The overarching term for all these shadows in the eyes is entoptic phenomena. As the term implies the source of these visual effects is the eye itself - floaters (including the blood corpuscles), Haidinger's brush, branching patterns, and the flying gnats for instance. As these are real images cast upon the retina, they are not optical illusions.
The celebrated physician and physicist Herman von Helmholtz offered the following description:
Under suitable conditions light falling on the eye may render visible certain objects within the eye itself. These perceptions are called entoptical... it is only under special circumstances ... that these shadows become visible.
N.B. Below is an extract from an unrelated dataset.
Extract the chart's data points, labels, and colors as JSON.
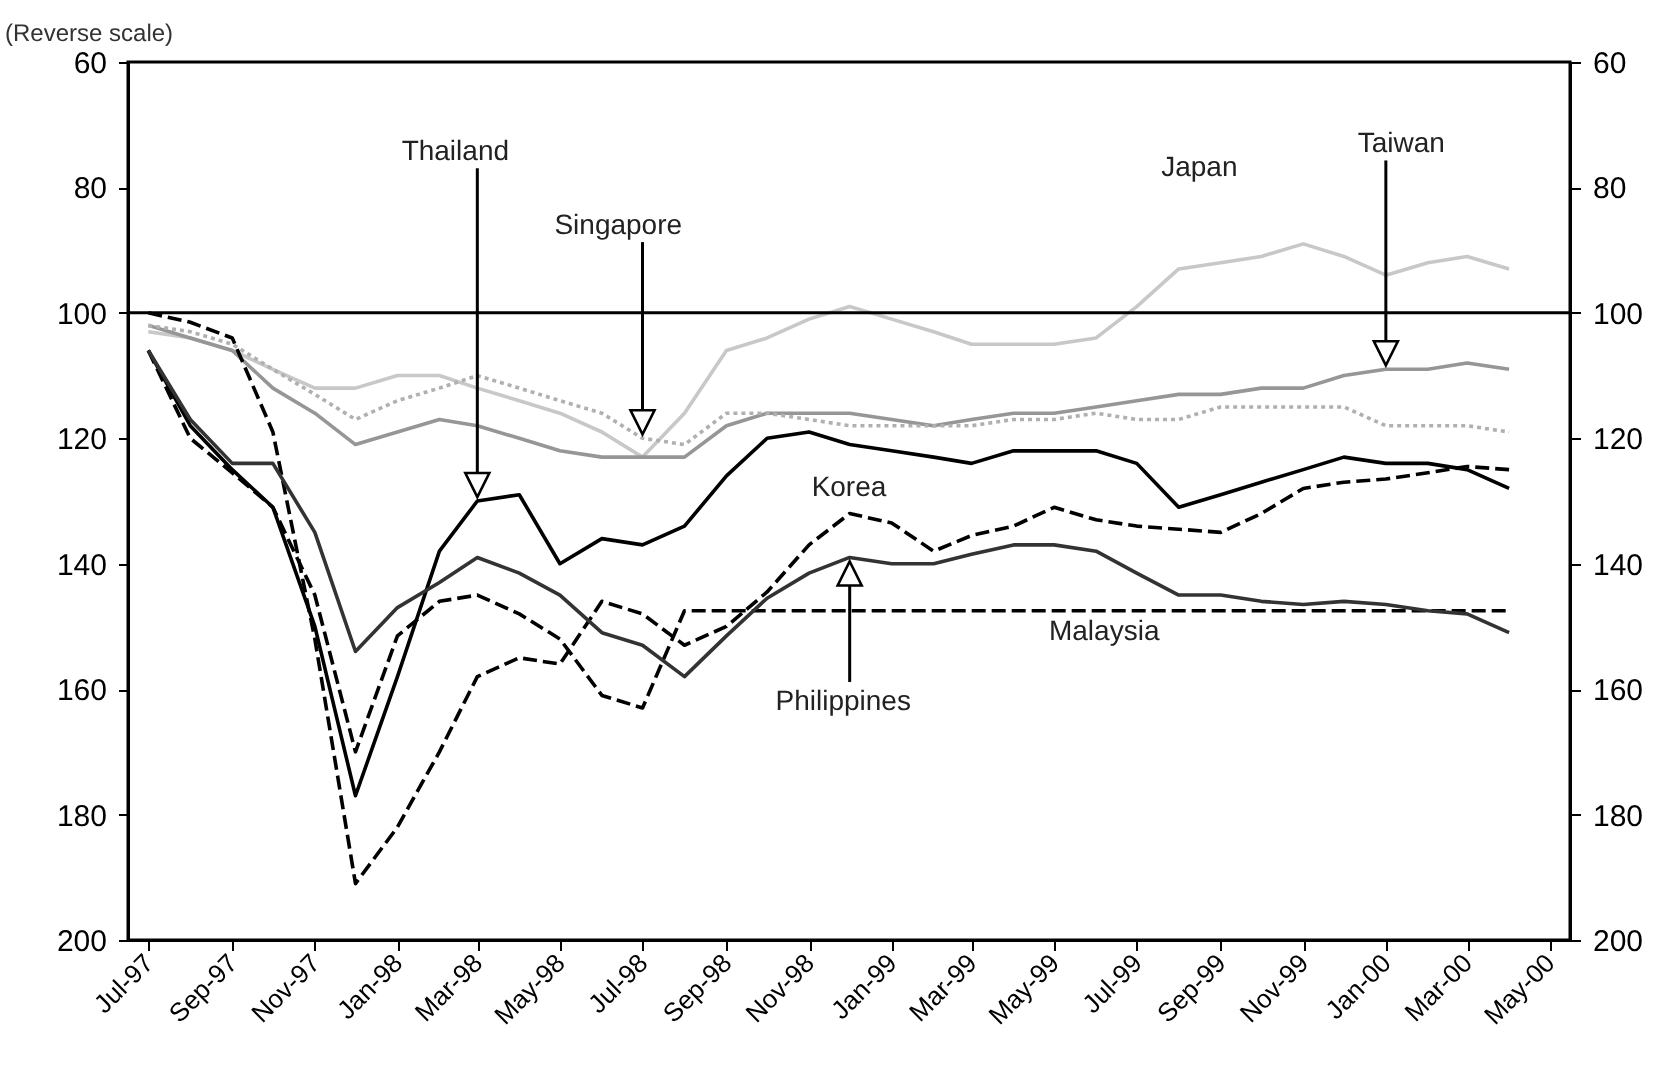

Depending on what you may have looked at previously, especially a light source, it may also be the effect of afterimage also known as ghost image or image burn-in
An afterimage or ghost image or image burn-in is an optical illusion that refers to an image continuing to appear in one's vision after the exposure to the original image has ceased. One of the most common afterimages is the bright glow that seems to float before one's eyes after looking into a light source for a few seconds. Wikipedia
...although, I do believe what you are describing is floaters
Another term is squiggly line
Oh, squiggly line in my eye fluid,
I see you there lurking on the periphery of my vision,
But when I try to look at you, you scurry away.
Are you shy, squiggly line?
Why only when I ignore you do you return to the center of my eye?
Oh, squiggly line, it's all right.
You are forgiven.
-- Stewie Griffin, Family Guy
You may be referring to the "fovea"; the dark spot on the retina that is the attachment site of the optic nerve.